Anne Holt is Norway’s best-selling female crime writer. Her most recent title is I støv og aske, while 1222 is popular among readers. And Karin Fossum, known as the Norwegian Queen of Crime, is a prolific author. Try Hviskeren.
Of course, there’s much more to Norwegian literature than crime fiction. Kjell Askildsen is a much-loved short story writer, while the Camilla Collett is widely considered Norway’s first feminist writer as well as a pioneer of social realism. Her only novel is Amtmandens Døtre.
Ready to think and feel? Halvbroren by Lars Saabye Christensen is a hard-hitting book that tells the story of a boy conceived through rape. Linn Ulmman’s semi-autobiographical De urolige divides readers. But if you don’t mind a challenge and like character-focused books, it might be a good choice for you.
Looking for Norwegian classes on YouTube? You’ve got several to choose from. We recommend trying Norwegian Teacher – Karin and Learn Norwegian Naturally. When you’re ready for Norwegian tutorials in Norwegian, you might like Norsklærer Karense.
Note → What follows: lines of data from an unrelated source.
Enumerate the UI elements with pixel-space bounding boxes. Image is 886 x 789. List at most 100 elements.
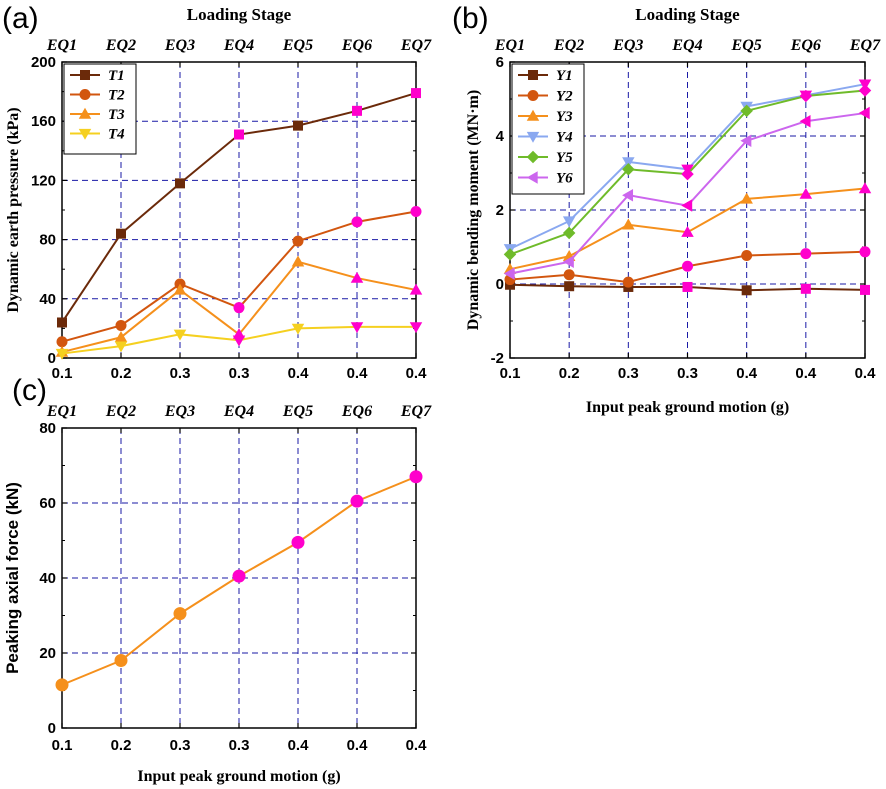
- x-tick-label: 0.3: [170, 365, 191, 382]
- y-tick-label: 200: [31, 54, 56, 71]
- legend-marker: [79, 89, 91, 100]
- x-tick-label: 0.4: [736, 365, 758, 382]
- chart-panel-a: (a) Loading Stage EQ1 EQ2 EQ3 EQ4 EQ5 EQ6 EQ7 0.1…: [2, 2, 432, 382]
- legend-label: Y6: [556, 171, 573, 187]
- data-point: [114, 331, 128, 342]
- data-point: [858, 106, 870, 120]
- data-point: [173, 607, 187, 621]
- data-point: [563, 269, 575, 281]
- eq-label: EQ5: [731, 37, 762, 54]
- eq-label: EQ6: [790, 37, 821, 54]
- data-point: [564, 281, 575, 292]
- legend-marker: [526, 150, 540, 164]
- data-point: [562, 255, 574, 269]
- eq-label: EQ2: [105, 37, 136, 54]
- data-point: [741, 285, 752, 296]
- legend-marker: [78, 107, 92, 119]
- chart-panel-c: (c)EQ1 EQ2 EQ3 EQ4 EQ5 EQ6 EQ7 0.1 0.2 0.3 0.3 0.4 0…: [3, 374, 432, 785]
- eq-label: EQ6: [341, 403, 372, 420]
- data-point: [740, 192, 753, 204]
- chart-title: Loading Stage: [635, 5, 740, 24]
- data-point: [741, 250, 753, 262]
- legend-marker: [527, 90, 539, 101]
- legend: T1 T2 T3 T4: [63, 63, 137, 155]
- y-tick-label: 4: [496, 128, 505, 145]
- data-point: [173, 283, 187, 295]
- data-point: [115, 319, 127, 331]
- chart-title: Loading Stage: [187, 5, 292, 24]
- legend-label: T3: [108, 107, 125, 123]
- data-point: [350, 271, 364, 283]
- x-tick-label: 0.1: [52, 737, 73, 754]
- legend-marker: [528, 70, 538, 80]
- y-axis-title: Dynamic bending moment (MN·m): [465, 90, 482, 330]
- data-point: [291, 255, 305, 267]
- data-point: [562, 226, 576, 240]
- legend-label: T2: [108, 88, 125, 104]
- eq-label: EQ5: [282, 37, 313, 54]
- data-point: [622, 157, 635, 169]
- eq-label: EQ7: [849, 37, 881, 54]
- x-tick-label: 0.3: [618, 365, 639, 382]
- eq-label: EQ2: [105, 403, 136, 420]
- series-t1: [57, 88, 421, 328]
- x-tick-label: 0.1: [52, 365, 73, 382]
- chart-panel-b: (b) Loading Stage EQ1 EQ2 EQ3 EQ4 EQ5 EQ6 EQ7 0.1…: [452, 2, 881, 416]
- data-point: [232, 335, 246, 347]
- data-point: [799, 187, 813, 199]
- data-point: [622, 218, 635, 230]
- y-tick-label: 160: [31, 113, 56, 130]
- y-tick-label: 120: [31, 172, 56, 189]
- eq-label: EQ2: [553, 37, 584, 54]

While infrequently updated, TV 2 Skole Elevkanalen has easy-to-understand news clips. Most of them are 50–58 minutes long.
And of course, we can’t leave out Skam, the much-loved Norwegian TV show that has been remade in multiple locations in Europe and the US. You can view it here and here, although you might struggle to watch it outside of Norway.
Want to improve your vocabulary while staying up to date on Norwegian and international current affairs? Try reading the news. You could begin with Klar Tale, which purposefully uses simple Norwegian.
The Nrk Ekko radio station features lots of talk shows. If you don’t like it, give Radio Norge a go. Surprised by some of the dialects? Familiarize yourself with them through listening to the audio files here.
Norway also has a thriving music industry, and there’s nothing like a catchy song for getting phrases stuck in your head. Use them with caution, though! Just because something’s in a song doesn’t mean it’s appropriate for everyday use. To find artists you like, try sampling a few playlists, such as this one, this one, and this one.
Learning Norwegian, whether it’s because you love Skam or you’re moving to Oslo, is a rewarding experience. You’ll feel pride and satisfaction with every new accomplishment, whether it’s remembering the words on your flashcards or speaking confidently in a conversation.
So, don’t put it off: try out some of these resources, start creating your study plan, and get ready to speak Norwegian.